Gmail Now Offers Alerts if Sensitive Data Is Being Sent

The new Google at Work data loss prevention feature gives warnings if sensitive data is in documents or emails before they are sent.

Google for Work, Gmail, Google Apps Unlimited, security, sensitive data, email

Google has unveiled a new data loss prevention (DLP) feature as part of its Google at Work paid offerings that can be set to alert users if an email or document they are about to send includes sensitive information such as credit card numbers or Social Security numbers.

The DLP feature, which is being offered to Google Apps Unlimited customers, was announced in a Dec. 9 post by Suzanne Frey, director of security, trust and privacy for Google Apps, on the Official Google for Work Blog.

The added security feature is available to Google Apps Unlimited customers immediately in Gmail, she wrote, while the company plans to also bring DLP to Google Drive in the future.

"Workers are constantly creating and sharing new ideas, and keeping these ideas safe needs to be simple, quick and reliable," Frey wrote in her post. "But sometimes mistakes happen; for example, you might hit 'Reply all' when meaning to send a private message.

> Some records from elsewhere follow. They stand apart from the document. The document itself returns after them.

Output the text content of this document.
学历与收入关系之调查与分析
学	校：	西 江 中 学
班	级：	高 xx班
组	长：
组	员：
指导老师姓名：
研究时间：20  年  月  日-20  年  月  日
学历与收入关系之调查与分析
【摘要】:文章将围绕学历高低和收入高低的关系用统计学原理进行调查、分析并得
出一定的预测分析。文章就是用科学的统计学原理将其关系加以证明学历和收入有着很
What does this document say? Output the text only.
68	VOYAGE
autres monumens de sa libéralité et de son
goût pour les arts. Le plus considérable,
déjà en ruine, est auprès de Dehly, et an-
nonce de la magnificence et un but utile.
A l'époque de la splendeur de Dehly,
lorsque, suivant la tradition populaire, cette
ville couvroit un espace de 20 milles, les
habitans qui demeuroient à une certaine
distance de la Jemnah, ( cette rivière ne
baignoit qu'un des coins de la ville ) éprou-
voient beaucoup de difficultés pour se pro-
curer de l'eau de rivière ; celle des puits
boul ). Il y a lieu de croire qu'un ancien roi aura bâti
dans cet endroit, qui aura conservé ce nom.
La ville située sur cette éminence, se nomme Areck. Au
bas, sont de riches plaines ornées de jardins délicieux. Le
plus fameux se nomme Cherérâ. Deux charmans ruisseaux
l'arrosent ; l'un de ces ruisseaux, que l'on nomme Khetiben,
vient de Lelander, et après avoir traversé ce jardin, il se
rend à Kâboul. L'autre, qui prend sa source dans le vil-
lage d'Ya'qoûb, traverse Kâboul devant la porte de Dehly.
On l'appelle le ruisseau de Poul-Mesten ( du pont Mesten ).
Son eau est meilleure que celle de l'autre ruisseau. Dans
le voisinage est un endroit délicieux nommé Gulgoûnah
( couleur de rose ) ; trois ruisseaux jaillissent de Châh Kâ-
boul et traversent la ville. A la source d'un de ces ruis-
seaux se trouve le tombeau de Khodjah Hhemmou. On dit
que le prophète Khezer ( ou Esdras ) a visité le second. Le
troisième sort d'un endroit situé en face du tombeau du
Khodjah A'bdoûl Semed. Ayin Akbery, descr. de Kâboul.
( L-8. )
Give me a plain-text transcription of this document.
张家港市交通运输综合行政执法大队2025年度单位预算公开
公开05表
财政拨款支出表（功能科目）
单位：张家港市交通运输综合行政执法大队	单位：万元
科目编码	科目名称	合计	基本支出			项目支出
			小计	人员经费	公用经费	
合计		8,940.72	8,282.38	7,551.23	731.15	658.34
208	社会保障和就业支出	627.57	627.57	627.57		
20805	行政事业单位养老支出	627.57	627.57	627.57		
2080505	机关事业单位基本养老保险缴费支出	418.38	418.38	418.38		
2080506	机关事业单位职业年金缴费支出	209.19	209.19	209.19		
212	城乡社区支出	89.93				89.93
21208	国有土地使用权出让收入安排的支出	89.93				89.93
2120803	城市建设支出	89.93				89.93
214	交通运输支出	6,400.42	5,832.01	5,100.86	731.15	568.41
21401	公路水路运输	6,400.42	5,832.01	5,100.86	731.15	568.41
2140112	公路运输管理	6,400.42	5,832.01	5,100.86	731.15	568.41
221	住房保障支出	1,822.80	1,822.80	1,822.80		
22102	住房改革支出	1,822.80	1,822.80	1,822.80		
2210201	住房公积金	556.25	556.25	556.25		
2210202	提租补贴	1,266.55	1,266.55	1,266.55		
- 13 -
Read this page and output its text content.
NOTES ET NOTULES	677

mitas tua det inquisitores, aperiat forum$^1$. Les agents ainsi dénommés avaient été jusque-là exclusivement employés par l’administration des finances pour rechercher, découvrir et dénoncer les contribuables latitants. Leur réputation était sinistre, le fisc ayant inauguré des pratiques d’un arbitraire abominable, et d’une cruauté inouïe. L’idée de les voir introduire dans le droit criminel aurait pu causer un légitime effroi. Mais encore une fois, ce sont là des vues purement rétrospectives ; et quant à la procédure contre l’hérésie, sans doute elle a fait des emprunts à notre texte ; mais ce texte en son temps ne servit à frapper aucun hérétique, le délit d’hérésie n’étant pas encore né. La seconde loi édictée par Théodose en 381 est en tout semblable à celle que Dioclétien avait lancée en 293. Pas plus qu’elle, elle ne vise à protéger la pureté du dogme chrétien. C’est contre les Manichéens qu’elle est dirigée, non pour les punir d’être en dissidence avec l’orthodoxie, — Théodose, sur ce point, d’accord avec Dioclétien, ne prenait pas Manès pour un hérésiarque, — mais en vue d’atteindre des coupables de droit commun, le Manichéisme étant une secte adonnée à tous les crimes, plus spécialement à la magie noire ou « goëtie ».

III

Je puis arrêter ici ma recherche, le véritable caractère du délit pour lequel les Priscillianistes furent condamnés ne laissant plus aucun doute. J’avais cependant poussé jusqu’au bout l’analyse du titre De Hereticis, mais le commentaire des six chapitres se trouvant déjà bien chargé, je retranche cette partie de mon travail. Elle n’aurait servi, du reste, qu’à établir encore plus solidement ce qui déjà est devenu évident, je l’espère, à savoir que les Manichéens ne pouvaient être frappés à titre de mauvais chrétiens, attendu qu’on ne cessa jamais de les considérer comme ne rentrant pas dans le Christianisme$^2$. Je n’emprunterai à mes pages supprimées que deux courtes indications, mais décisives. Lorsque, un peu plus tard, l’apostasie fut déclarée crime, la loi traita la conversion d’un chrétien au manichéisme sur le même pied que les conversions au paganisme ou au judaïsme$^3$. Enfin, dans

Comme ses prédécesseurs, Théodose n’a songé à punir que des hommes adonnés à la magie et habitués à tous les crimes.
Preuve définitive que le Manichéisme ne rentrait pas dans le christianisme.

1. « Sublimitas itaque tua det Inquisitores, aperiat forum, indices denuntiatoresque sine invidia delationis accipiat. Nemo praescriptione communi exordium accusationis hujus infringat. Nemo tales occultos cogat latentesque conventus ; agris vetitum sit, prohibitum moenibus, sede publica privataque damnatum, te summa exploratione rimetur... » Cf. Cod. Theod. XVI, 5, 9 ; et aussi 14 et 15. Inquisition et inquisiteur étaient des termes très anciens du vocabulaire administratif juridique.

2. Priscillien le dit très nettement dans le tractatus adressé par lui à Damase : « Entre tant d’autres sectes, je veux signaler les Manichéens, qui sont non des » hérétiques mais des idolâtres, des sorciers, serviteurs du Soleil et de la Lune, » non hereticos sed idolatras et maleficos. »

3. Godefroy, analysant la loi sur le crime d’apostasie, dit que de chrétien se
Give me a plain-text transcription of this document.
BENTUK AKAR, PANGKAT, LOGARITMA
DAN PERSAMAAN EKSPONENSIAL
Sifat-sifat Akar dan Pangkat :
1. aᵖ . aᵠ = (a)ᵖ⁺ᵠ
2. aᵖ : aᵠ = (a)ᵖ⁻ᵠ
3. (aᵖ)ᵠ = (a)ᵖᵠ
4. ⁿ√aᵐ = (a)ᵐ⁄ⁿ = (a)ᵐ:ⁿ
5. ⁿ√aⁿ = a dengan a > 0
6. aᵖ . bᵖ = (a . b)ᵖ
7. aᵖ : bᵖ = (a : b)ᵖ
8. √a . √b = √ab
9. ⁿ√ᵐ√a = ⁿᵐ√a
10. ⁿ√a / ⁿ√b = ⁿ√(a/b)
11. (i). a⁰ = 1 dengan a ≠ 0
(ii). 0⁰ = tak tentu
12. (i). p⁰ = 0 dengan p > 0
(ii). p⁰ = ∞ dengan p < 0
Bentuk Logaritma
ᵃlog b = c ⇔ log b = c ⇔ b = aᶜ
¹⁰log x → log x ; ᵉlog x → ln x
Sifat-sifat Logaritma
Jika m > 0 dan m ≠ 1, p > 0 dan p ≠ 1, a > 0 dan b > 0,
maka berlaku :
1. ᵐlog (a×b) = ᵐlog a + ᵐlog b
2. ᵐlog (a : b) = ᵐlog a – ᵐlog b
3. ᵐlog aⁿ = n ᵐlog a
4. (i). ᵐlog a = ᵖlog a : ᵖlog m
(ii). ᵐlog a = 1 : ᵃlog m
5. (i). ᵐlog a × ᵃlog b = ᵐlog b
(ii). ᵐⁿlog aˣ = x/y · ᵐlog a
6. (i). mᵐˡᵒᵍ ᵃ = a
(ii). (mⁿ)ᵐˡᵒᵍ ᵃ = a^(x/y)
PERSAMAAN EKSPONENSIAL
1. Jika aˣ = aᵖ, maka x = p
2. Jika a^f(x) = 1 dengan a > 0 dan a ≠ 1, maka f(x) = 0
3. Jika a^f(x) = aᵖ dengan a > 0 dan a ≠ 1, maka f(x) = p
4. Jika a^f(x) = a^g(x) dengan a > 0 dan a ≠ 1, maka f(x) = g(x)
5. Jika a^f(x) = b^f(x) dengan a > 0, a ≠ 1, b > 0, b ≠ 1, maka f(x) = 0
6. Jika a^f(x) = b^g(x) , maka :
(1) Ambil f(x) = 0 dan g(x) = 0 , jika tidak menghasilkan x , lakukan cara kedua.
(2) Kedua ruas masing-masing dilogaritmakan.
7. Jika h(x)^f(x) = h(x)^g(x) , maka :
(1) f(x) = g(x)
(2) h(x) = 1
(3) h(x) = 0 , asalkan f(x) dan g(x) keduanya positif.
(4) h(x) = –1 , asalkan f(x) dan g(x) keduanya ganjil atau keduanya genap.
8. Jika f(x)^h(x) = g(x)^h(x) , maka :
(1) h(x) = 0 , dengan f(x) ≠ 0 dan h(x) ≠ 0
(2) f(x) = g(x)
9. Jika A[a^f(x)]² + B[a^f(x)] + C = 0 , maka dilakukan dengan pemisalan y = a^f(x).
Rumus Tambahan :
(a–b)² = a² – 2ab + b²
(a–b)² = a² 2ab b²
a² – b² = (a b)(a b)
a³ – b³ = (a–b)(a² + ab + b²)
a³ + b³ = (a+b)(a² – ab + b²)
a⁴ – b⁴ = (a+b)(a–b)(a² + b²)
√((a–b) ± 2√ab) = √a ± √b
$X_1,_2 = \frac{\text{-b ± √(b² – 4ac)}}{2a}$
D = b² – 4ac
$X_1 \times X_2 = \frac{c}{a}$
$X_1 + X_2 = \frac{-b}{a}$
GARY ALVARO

So today, if you're a Google Apps Unlimited customer, Data Loss Prevention (DLP) for Gmail will add another layer of protection to prevent sensitive information from being revealed to those who shouldn't have it."

Gmail DLP works by allowing organizations to set policies that flag messages which include sensitive information such as Social Security or credit card numbers, wrote Frey. Such a policy might say that sales department workers should not share customer credit card information with vendors, for example.

To prevent that, administrators can set up a DLP policy by selecting "credit card numbers" from a library of predefined content detectors, which would then be automatically checked against all outgoing emails from the sales department for potential action, wrote Frey. That could involve quarantining emails for review, telling users to modify the information or blocking the email from being sent while notifying the sender, she wrote.

"These checks don't just apply to email text, but also to content inside common attachment types―such as documents, presentations, and spreadsheets," Frey wrote. "And admins can also create custom rules with keywords and regular expressions."

Detailed information about the DLP feature can be found on the Google Apps Administrator Help page or in a DLP whitepaper provided by Google.

"Gmail DLP is the first step in a long term investment to bring rule-based security across Google Apps," wrote Frey. "We're working on bringing DLP to Google Drive early next year, along with other rule based security systems."

Google has made other security improvements for Google at Work users in 2015, including the introduction of Security Keys to make two-step verification more convenient and provide better protection against phishing. Also launched was Password alert, which is an open-source Chrome extension that helps users protect their passwords.

Also introduced this year were Google Apps identity services, which allow secure single sign-on access with SAML and OIDC support.

Plus, mobile device management and mobile app management features were completed across Google Apps, while Postmaster tools were launched to help Gmail users better handle large volumes of mail and report spam, according to Google.

New sharing features, alerts and audit events were also introduced to Drive for Google Apps Unlimited customers to provide more control over their information.